Now that he’s on the way out the door to a doubtless rewarding but ultimately unsatisfying career as a bit-player on multiple corporate boards, Jason Kenney is rewriting history.
He spent part of the day Saturday doing that at the Canada Strong and Free Network conference in Red Deer, the small Alberta city best known for being conveniently located exactly halfway between Calgary and Edmonton.
What the heck is the Canada Strong and Free Network, you ask? It’s the rebranded Manning Centre, which does business nowadays without the imprimatur of Preston Manning, the superannuated godfather of the Canadian right.
As such, the Red Deer hotel where the festivities took place was an excellent venue for Mr. Kenney to tell a few tall tales in the presence of a friendly audience disinclined to be overly critical.
According to the CBC, among the pearls of wisdom dropped by Mr. Kenney for the Canada Strong and Free Networkers was that he’s worried the “hyper-charged” anger of the alt-right on social media could turn conservatism into “a caricature of a kind of nasty, angry populism that will lose consistently at the polls as well.”
“I know this is an old fashioned sentiment, but I actually believe civility is a conservative value,” Mr. Kenney piously proclaimed.
“And there is a growing sense of profound incivility,” continued the guy who handed out earplugs to his minions in the Alberta Legislature when the Opposition spoke and relentlessly attacked the prime minister who agreed to pay for the Trans Mountain Pipeline Expansion.
Indeed, this is pretty rich coming from the fellow who created War Room to battle the “lies and disinformation” of the “enemies of Alberta,” and ginned up the “Public Inquiry Into Anti-Alberta Energy Campaigns” to find … well, in the end, no evidence whatsoever of the “well-funded foreign campaign” he claimed “defamed Alberta’s energy industry.”
Perhaps most offensive, under Mr. Kenney’s leadership government “issues managers” were consistently used as a troll farm to attack and insult anyone who dared to criticize United Conservative Party policy, including ordinary citizens who in no way could be described as political activists.
Well, better to be remembered as that Conservative premier who worried about the growth of profound incivility, I guess, than as the Conservative premier who messed everything up.
Anyway, Mr. Kenney told his listeners, this isn’t really his fault or theirs. It was “liberal mainstream legacy media” that “went out of their way to become disaffected from almost everybody right of centre.”
Let me know if you ever find any liberal mainstream legacy media in Alberta.
As for Mr. Kenney’s big plan to fix health care by privatizing large chunks of it, which he must have hoped would be his political legacy, he blamed COVID for its partial failure.
“We could have gone further and deeper into health reform had it not been for COVID,” he lamented. “And I think Canadians are now waking up to the reality that we do need fundamental health reform.”
There is probably some truth to this.
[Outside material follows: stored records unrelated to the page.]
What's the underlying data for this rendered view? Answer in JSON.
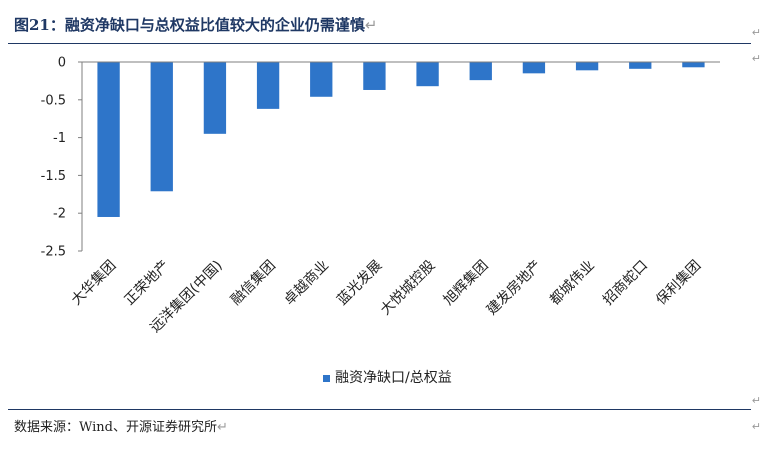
{
  "figure": {
    "title": "图21：融资净缺口与总权益比值较大的企业仍需谨慎",
    "source": "数据来源：Wind、开源证券研究所",
    "paragraph_mark": "↵"
  },
  "colors": {
    "bar": "#2e75c9",
    "title": "#1f3864",
    "axis": "#7f7f7f",
    "text": "#222222"
  },
  "chart_data": {
    "type": "bar",
    "categories": [
      "大华集团",
      "正荣地产",
      "远洋集团(中国)",
      "融信集团",
      "卓越商业",
      "蓝光发展",
      "大悦城控股",
      "旭辉集团",
      "建发房地产",
      "都城伟业",
      "招商蛇口",
      "保利集团"
    ],
    "series": [
      {
        "name": "融资净缺口/总权益",
        "values": [
          -2.05,
          -1.71,
          -0.95,
          -0.62,
          -0.46,
          -0.37,
          -0.32,
          -0.24,
          -0.15,
          -0.11,
          -0.09,
          -0.07
        ]
      }
    ],
    "ylim": [
      -2.5,
      0
    ],
    "yticks": [
      0,
      -0.5,
      -1,
      -1.5,
      -2,
      -2.5
    ],
    "ytick_labels": [
      "0",
      "-0.5",
      "-1",
      "-1.5",
      "-2",
      "-2.5"
    ],
    "legend_position": "bottom",
    "grid": false
  }
}
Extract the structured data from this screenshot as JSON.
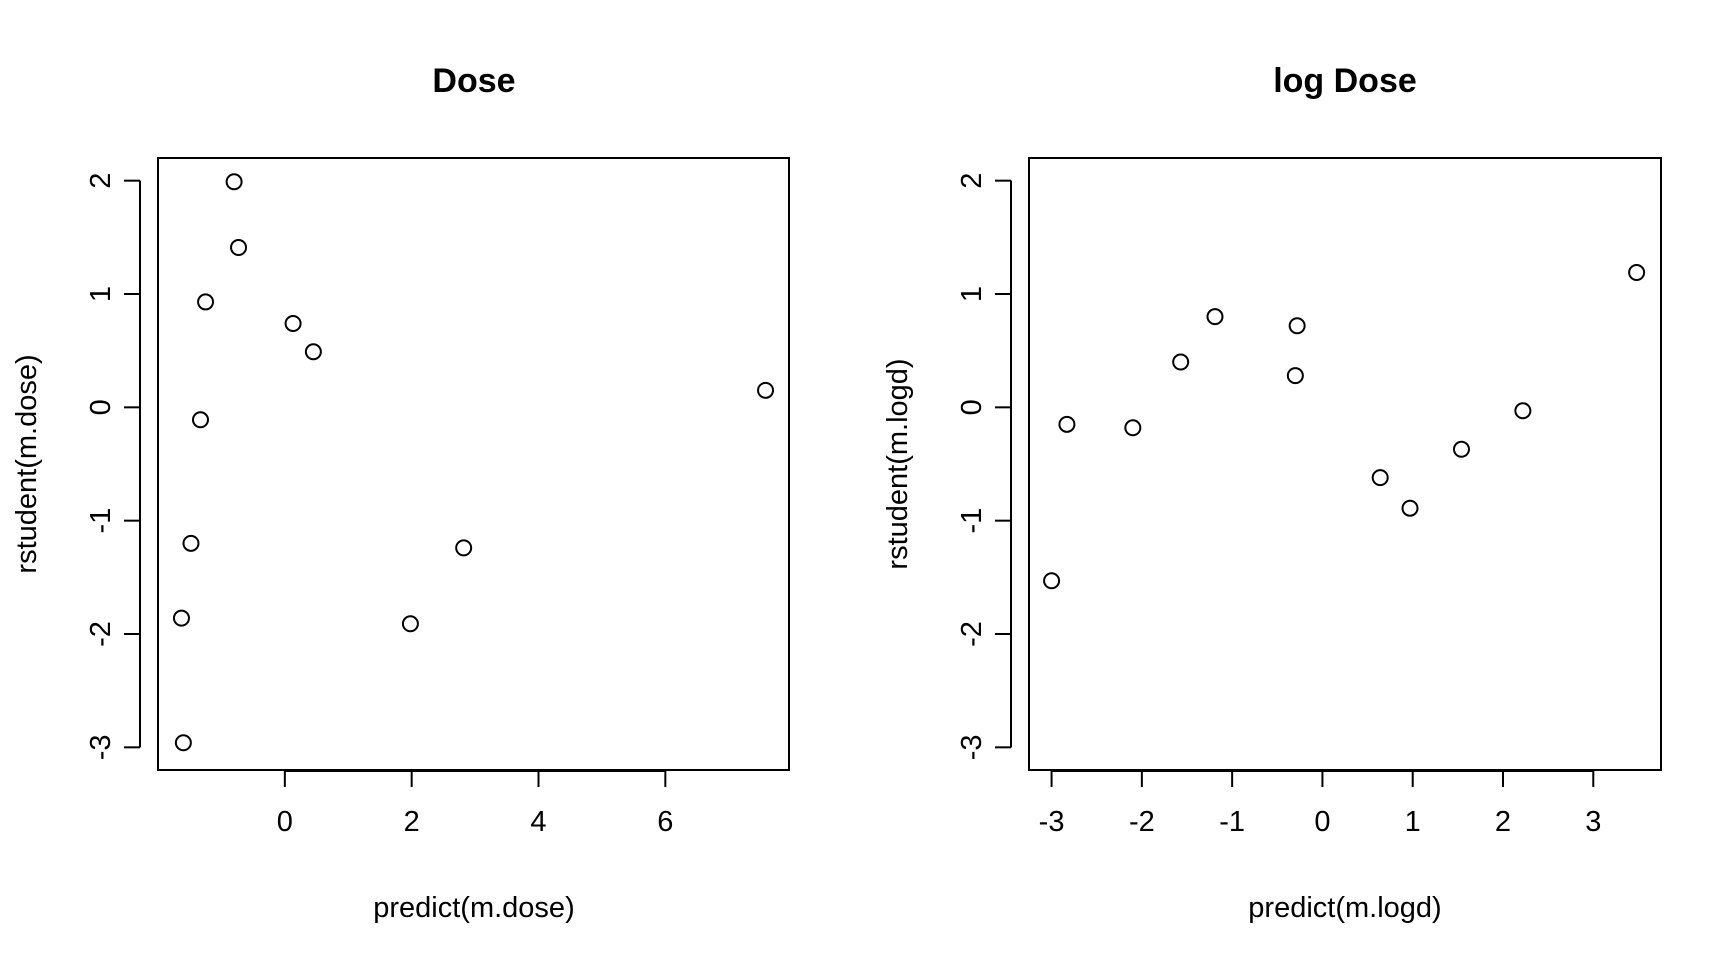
{
  "chart_data": [
    {
      "type": "scatter",
      "title": "Dose",
      "xlabel": "predict(m.dose)",
      "ylabel": "rstudent(m.dose)",
      "x_ticks": [
        "0",
        "2",
        "4",
        "6"
      ],
      "y_ticks": [
        "-3",
        "-2",
        "-1",
        "0",
        "1",
        "2"
      ],
      "xlim": [
        -2.0,
        7.95
      ],
      "ylim": [
        -3.2,
        2.2
      ],
      "grid": false,
      "points": [
        {
          "x": -0.8,
          "y": 1.99
        },
        {
          "x": -0.73,
          "y": 1.41
        },
        {
          "x": -1.25,
          "y": 0.93
        },
        {
          "x": 0.13,
          "y": 0.74
        },
        {
          "x": 0.45,
          "y": 0.49
        },
        {
          "x": 7.58,
          "y": 0.15
        },
        {
          "x": -1.33,
          "y": -0.11
        },
        {
          "x": -1.48,
          "y": -1.2
        },
        {
          "x": 2.82,
          "y": -1.24
        },
        {
          "x": -1.63,
          "y": -1.86
        },
        {
          "x": 1.98,
          "y": -1.91
        },
        {
          "x": -1.6,
          "y": -2.96
        }
      ]
    },
    {
      "type": "scatter",
      "title": "log Dose",
      "xlabel": "predict(m.logd)",
      "ylabel": "rstudent(m.logd)",
      "x_ticks": [
        "-3",
        "-2",
        "-1",
        "0",
        "1",
        "2",
        "3"
      ],
      "y_ticks": [
        "-3",
        "-2",
        "-1",
        "0",
        "1",
        "2"
      ],
      "xlim": [
        -3.25,
        3.75
      ],
      "ylim": [
        -3.2,
        2.2
      ],
      "grid": false,
      "points": [
        {
          "x": 3.48,
          "y": 1.19
        },
        {
          "x": -1.19,
          "y": 0.8
        },
        {
          "x": -0.28,
          "y": 0.72
        },
        {
          "x": -1.57,
          "y": 0.4
        },
        {
          "x": -0.3,
          "y": 0.28
        },
        {
          "x": -2.83,
          "y": -0.15
        },
        {
          "x": -2.1,
          "y": -0.18
        },
        {
          "x": 2.22,
          "y": -0.03
        },
        {
          "x": 1.54,
          "y": -0.37
        },
        {
          "x": 0.64,
          "y": -0.62
        },
        {
          "x": 0.97,
          "y": -0.89
        },
        {
          "x": -3.0,
          "y": -1.53
        }
      ]
    }
  ]
}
But God help us all if the pandemic had hit after “reforms” like the ones Mr. Kenney had in mind had been implemented!
As the weeks and months and years go on, expect Mr. Kenney to blame COVID for most the failures, unforced errors and miscalculations that made it possible for UCP rebels to persuade so many party members he had to go if the party was to survive.
Now, thanks to Mr. Kenney’s hubris and arrogance, we are apparently about to be saddled with an unelected premier who favours ivermectin over public health measures and thinks Alberta Health Services must be broken up to keep it from conspiring against the government!
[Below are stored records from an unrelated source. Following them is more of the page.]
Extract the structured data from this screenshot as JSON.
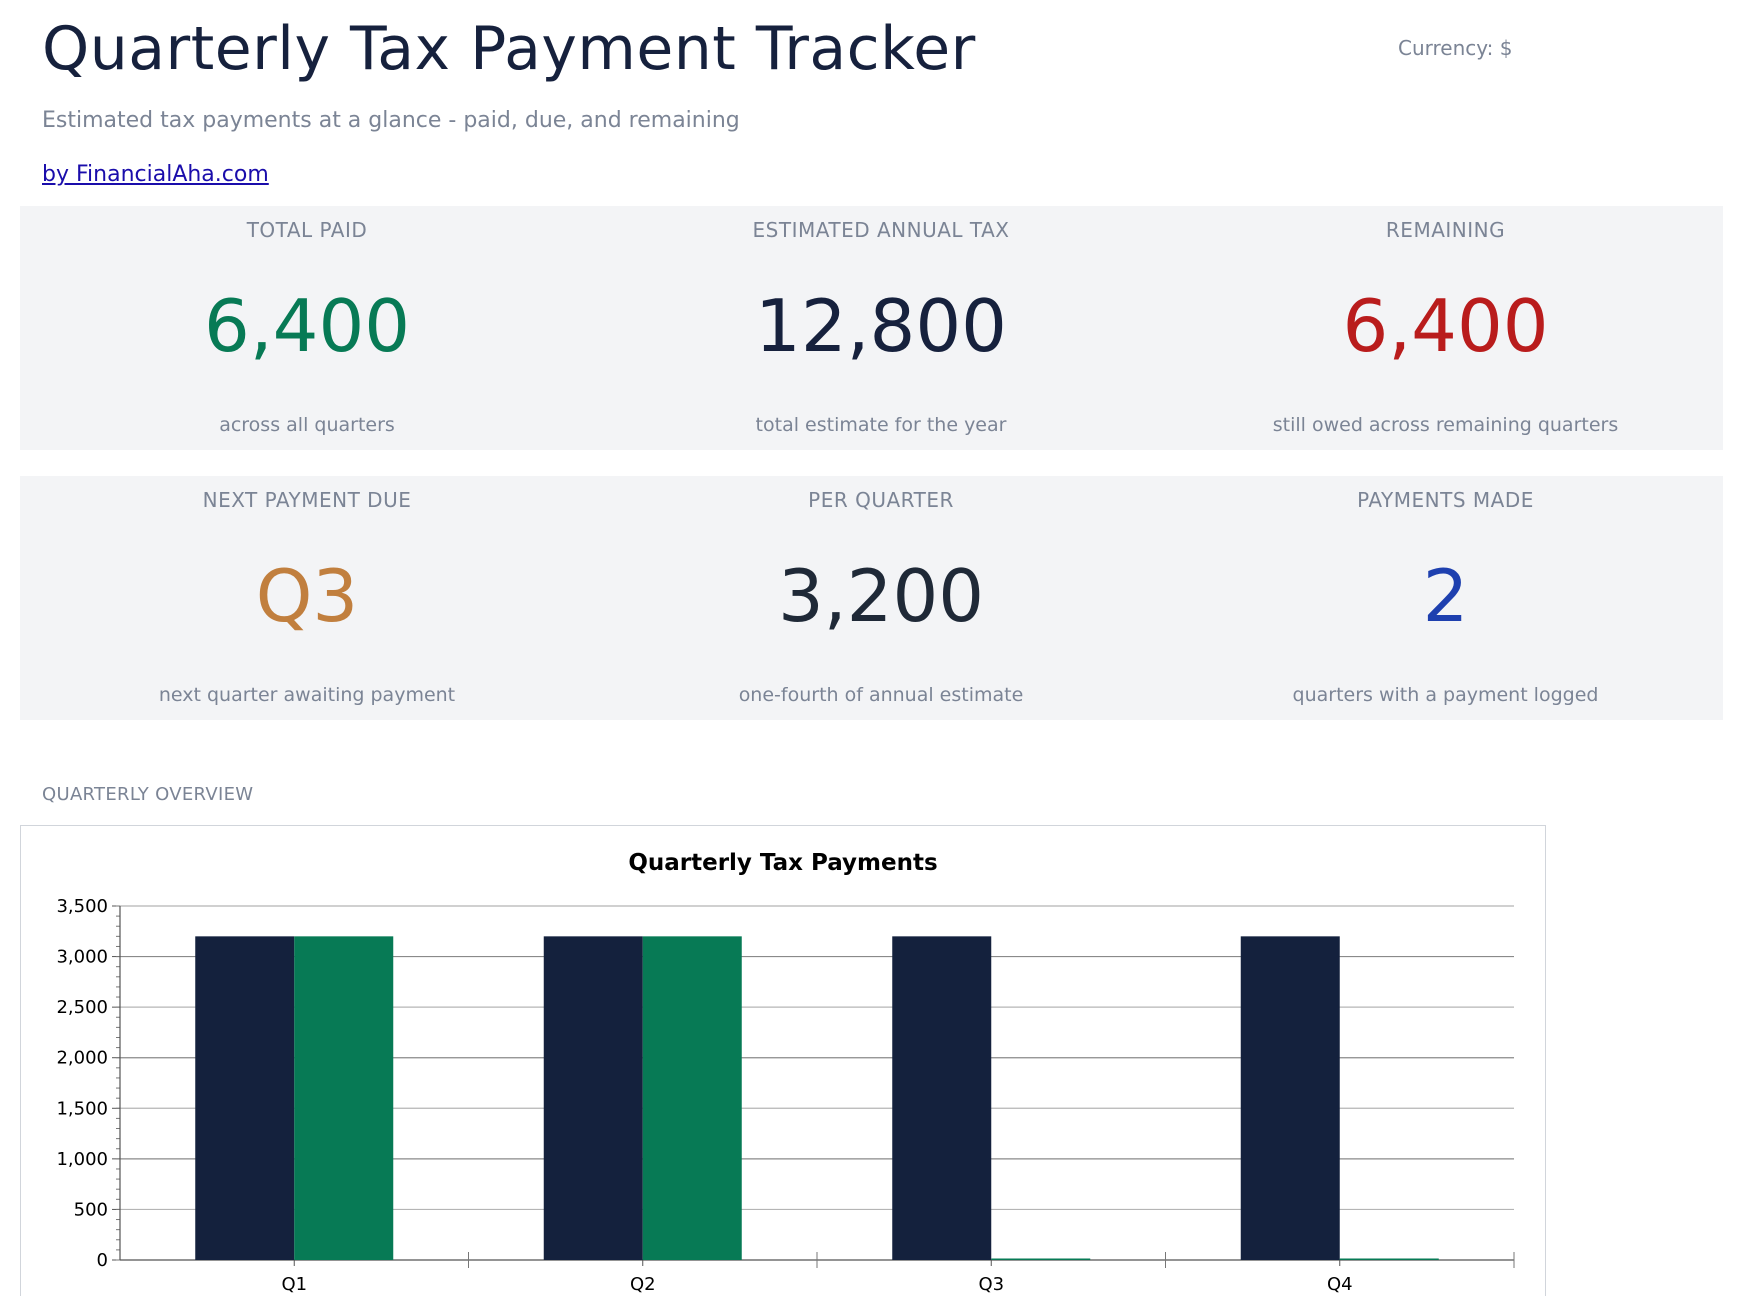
{
  "header": {
    "title": "Quarterly Tax Payment Tracker",
    "currency": "Currency: $",
    "subtitle": "Estimated tax payments at a glance - paid, due, and remaining",
    "byline": "by FinancialAha.com"
  },
  "kpis": [
    {
      "label": "TOTAL PAID",
      "value": "6,400",
      "sub": "across all quarters",
      "color": "#077a55"
    },
    {
      "label": "ESTIMATED ANNUAL TAX",
      "value": "12,800",
      "sub": "total estimate for the year",
      "color": "#16213d"
    },
    {
      "label": "REMAINING",
      "value": "6,400",
      "sub": "still owed across remaining quarters",
      "color": "#b91c1c"
    },
    {
      "label": "NEXT PAYMENT DUE",
      "value": "Q3",
      "sub": "next quarter awaiting payment",
      "color": "#c17f3e"
    },
    {
      "label": "PER QUARTER",
      "value": "3,200",
      "sub": "one-fourth of annual estimate",
      "color": "#1f2937"
    },
    {
      "label": "PAYMENTS MADE",
      "value": "2",
      "sub": "quarters with a payment logged",
      "color": "#1e40af"
    }
  ],
  "section": {
    "label": "QUARTERLY OVERVIEW"
  },
  "chart_data": {
    "type": "bar",
    "title": "Quarterly Tax Payments",
    "categories": [
      "Q1",
      "Q2",
      "Q3",
      "Q4"
    ],
    "series": [
      {
        "values": [
          3200,
          3200,
          3200,
          3200
        ],
        "color": "#14213d"
      },
      {
        "values": [
          3200,
          3200,
          0,
          0
        ],
        "color": "#077a55"
      }
    ],
    "ylim": [
      0,
      3500
    ],
    "yticks": [
      0,
      500,
      1000,
      1500,
      2000,
      2500,
      3000,
      3500
    ],
    "ytick_labels": [
      "0",
      "500",
      "1,000",
      "1,500",
      "2,000",
      "2,500",
      "3,000",
      "3,500"
    ],
    "grid": true,
    "legend": "none"
  }
}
Perhaps like Brian Mulroney, Mr. Kenney will eventually hire a well-connected Ottawa lobbyist to polish up his reputation and ensure we don’t blame him for Danielle Smith.
I saved the best for last. Mr. Kenney also claimed he never really planned to stick around in Alberta anyhow.
“I was never intending to be in this gig for a long time,” he told his credulous listeners. “Frankly, it was always my intention if I’d gone on to the next election to leave, probably about a year or 18 months after that.”
Well, there may be some truth to this tale. To slightly rephrase the Conservative attack ads about Michael Ignatieff, who led the federal Liberals from 2008 to 2011: “Kenney: He didn’t come back for you!”
It’s said here that Mr. Kenney’s plan was always to return to Ottawa in triumph after restoring the Conservative Dynasty in Alberta.
It’s just that the masterplan required some revisions after Mr. Kenney’s premiership didn’t go quite as intended.
But now he wants us to think he intended to leave a year after being re-elected? Sure. Whatever.